Arsinoé ne répondit pas.

— Votre prénom, au moins.

— Ariel.

Paule haussa un sourcil.

— Ce n'est pas masculin ?

— C'est mixte.

— Bon. Vous savez pourquoi nous sommes ici.

— Je suis désolée.

Arsinoé ferma les yeux, laissa l'obscurité la bercer.

— Je suis désolée de ne pas avoir parlé. Je suis désolée d'être restée à l'écart. Je n'aurais pas dû attendre.

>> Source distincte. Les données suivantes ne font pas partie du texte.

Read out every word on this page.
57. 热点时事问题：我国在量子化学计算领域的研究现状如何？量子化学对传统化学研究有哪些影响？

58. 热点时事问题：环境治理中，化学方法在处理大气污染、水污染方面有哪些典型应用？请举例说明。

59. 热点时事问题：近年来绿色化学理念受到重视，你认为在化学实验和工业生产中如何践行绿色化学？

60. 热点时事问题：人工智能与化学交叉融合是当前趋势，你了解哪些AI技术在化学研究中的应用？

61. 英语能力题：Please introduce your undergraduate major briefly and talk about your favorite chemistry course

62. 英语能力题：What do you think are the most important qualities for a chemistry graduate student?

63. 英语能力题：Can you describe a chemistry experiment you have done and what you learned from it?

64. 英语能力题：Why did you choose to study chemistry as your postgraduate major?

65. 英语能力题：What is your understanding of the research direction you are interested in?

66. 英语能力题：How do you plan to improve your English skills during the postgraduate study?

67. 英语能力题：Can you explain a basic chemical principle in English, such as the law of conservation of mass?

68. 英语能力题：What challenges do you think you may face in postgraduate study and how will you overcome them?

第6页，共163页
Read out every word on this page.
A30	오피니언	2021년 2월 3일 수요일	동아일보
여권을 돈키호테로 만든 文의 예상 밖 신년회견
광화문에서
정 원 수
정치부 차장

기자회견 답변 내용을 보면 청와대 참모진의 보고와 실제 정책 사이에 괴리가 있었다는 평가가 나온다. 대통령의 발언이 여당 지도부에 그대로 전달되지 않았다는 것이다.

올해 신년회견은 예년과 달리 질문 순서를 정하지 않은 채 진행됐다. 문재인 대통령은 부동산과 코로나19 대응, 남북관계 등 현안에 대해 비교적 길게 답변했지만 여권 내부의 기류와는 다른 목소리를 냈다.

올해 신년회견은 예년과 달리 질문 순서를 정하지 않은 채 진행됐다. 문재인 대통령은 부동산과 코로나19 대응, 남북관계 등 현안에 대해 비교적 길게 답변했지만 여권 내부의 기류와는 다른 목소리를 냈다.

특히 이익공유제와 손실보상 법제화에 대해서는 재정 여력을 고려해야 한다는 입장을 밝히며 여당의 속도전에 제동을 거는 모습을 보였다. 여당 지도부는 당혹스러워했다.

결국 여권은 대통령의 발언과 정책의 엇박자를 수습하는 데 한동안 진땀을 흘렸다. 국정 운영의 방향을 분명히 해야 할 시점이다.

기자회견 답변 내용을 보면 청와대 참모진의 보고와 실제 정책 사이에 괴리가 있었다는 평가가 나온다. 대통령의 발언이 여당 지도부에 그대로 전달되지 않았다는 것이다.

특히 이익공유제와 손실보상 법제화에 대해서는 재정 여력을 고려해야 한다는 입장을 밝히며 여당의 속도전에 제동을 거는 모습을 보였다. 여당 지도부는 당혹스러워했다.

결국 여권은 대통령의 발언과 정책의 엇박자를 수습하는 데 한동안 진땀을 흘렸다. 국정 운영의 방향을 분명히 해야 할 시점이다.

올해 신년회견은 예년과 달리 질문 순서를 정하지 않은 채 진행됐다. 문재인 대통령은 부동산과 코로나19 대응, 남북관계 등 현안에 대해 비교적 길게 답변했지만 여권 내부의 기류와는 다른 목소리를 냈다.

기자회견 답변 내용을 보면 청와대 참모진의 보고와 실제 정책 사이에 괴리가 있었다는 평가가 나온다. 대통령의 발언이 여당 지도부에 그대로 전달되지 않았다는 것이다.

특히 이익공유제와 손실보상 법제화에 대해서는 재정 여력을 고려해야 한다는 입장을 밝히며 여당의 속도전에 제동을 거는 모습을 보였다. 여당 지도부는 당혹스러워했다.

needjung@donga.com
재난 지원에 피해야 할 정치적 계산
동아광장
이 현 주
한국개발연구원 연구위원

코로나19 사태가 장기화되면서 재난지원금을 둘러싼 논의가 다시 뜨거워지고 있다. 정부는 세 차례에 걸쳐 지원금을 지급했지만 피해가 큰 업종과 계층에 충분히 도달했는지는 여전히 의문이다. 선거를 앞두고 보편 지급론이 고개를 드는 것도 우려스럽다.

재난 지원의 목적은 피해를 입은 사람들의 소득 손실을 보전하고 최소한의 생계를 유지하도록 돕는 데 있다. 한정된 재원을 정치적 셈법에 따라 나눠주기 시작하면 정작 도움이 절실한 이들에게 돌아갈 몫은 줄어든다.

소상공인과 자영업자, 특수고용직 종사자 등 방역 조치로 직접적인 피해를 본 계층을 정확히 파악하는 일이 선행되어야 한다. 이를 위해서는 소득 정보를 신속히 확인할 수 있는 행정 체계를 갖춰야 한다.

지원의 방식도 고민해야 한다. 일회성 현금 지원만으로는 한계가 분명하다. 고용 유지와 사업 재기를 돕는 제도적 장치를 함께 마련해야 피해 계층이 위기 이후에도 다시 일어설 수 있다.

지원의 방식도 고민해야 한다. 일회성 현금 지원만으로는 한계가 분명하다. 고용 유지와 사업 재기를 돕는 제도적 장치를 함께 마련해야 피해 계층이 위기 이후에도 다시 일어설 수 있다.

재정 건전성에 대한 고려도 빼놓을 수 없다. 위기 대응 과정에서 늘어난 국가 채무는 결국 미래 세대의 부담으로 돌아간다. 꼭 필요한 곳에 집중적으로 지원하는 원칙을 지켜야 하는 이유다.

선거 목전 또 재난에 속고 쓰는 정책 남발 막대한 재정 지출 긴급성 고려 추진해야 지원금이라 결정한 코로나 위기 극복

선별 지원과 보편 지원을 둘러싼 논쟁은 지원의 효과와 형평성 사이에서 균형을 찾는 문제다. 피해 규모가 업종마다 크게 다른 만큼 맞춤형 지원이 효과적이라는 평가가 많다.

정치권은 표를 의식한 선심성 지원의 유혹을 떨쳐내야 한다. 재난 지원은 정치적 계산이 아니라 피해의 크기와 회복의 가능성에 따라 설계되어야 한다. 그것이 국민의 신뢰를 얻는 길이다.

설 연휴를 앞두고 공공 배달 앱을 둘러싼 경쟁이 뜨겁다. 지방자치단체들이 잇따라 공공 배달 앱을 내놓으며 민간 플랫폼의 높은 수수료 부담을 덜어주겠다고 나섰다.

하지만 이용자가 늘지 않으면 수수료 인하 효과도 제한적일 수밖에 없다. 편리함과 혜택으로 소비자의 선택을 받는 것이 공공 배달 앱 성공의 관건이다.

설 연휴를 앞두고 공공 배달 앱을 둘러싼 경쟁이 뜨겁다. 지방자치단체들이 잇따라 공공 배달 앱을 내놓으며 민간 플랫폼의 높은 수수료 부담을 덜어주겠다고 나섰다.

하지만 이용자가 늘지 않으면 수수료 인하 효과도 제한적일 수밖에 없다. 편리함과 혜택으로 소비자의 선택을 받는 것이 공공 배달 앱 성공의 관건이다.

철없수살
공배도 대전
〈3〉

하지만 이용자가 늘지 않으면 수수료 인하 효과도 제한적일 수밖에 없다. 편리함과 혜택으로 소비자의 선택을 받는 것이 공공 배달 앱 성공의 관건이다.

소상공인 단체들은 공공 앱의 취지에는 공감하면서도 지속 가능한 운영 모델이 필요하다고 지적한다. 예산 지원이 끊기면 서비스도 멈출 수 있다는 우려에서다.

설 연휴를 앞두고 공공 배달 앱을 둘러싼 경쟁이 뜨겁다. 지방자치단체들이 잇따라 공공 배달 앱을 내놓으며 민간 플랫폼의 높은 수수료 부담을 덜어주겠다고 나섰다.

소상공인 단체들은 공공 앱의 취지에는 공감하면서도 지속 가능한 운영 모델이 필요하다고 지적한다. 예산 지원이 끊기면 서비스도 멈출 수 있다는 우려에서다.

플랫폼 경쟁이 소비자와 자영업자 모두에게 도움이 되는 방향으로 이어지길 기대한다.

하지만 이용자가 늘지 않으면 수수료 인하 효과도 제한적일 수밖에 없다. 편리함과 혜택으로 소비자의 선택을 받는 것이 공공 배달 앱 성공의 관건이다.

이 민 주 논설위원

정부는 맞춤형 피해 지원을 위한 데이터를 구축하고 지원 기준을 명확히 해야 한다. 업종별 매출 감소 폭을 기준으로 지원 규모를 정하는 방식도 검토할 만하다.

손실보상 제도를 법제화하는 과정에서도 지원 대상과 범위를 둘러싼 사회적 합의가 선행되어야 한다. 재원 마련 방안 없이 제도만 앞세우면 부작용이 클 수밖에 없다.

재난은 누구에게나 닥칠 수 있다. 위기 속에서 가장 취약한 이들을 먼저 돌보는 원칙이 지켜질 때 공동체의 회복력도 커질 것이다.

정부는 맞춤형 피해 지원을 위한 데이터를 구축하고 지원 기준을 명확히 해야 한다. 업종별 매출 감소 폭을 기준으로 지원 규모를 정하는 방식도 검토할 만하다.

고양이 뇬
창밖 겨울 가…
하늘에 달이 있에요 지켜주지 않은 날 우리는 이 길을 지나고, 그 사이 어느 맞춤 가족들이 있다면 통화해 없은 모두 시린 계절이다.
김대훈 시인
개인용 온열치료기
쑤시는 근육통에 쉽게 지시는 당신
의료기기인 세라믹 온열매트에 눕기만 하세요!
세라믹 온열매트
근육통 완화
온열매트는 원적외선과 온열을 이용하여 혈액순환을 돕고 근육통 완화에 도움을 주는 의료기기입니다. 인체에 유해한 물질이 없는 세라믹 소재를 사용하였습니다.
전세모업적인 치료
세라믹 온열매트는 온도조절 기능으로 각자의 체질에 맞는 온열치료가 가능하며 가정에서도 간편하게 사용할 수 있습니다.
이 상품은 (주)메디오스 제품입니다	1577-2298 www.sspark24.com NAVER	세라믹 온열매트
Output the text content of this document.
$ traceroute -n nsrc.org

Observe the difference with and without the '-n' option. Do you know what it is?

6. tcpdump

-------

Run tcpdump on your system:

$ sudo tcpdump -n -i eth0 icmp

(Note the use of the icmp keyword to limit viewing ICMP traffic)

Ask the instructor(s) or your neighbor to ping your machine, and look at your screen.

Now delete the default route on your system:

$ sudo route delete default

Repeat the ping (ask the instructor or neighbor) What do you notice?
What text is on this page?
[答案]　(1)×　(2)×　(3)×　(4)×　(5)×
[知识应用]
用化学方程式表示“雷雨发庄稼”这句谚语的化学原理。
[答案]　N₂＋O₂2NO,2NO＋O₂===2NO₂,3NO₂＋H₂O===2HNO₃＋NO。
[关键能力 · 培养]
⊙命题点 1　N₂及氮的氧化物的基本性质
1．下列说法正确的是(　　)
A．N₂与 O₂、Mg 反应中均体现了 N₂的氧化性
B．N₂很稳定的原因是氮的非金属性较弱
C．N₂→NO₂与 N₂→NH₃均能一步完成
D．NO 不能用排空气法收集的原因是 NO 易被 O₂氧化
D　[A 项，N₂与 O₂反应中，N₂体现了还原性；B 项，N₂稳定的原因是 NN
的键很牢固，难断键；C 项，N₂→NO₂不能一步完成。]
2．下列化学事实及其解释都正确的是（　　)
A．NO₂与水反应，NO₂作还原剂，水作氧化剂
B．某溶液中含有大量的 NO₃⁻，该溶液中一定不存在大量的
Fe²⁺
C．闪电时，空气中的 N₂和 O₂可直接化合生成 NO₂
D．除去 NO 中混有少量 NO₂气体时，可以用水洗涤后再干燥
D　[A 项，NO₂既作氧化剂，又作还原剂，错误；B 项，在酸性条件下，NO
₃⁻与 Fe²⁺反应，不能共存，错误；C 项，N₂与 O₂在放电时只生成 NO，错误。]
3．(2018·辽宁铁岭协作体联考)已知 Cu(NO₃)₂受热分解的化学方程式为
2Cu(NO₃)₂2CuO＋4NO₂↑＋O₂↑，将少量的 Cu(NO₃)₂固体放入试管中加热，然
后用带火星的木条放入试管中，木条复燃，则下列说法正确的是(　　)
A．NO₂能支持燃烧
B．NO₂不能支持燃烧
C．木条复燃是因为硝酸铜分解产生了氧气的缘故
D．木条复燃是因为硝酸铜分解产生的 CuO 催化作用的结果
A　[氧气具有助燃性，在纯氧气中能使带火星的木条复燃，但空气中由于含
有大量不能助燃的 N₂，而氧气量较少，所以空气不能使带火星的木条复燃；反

Je n'aurais pas dû...

Elle n'écouta plus ce qu'elle disait elle-même, laissant l'air quitter ses poumons jusqu'à ce qu'ils fussent douloureux, reprenant son souffle, recommençant.

La mâchoire fatiguée, elle se tut.

— C'était... intéressant ? Mais, madame, votre abandon parental n'est pas la raison pour laquelle je souhaitais vous rencontrer. Pas directement.

Arsinoé battit des paupières.

Deux semaines auparavant, Nicéphore avait été retrouvé par sa petite amie allongé dans son lit, le visage terrifié, des ecchymoses au cou et la gorge écrasée. Pas d'effraction, pas de désordre, pas de témoins, pas de signes avant-coureurs : les circonstances suggéraient l'intervention d'un tueur professionnel.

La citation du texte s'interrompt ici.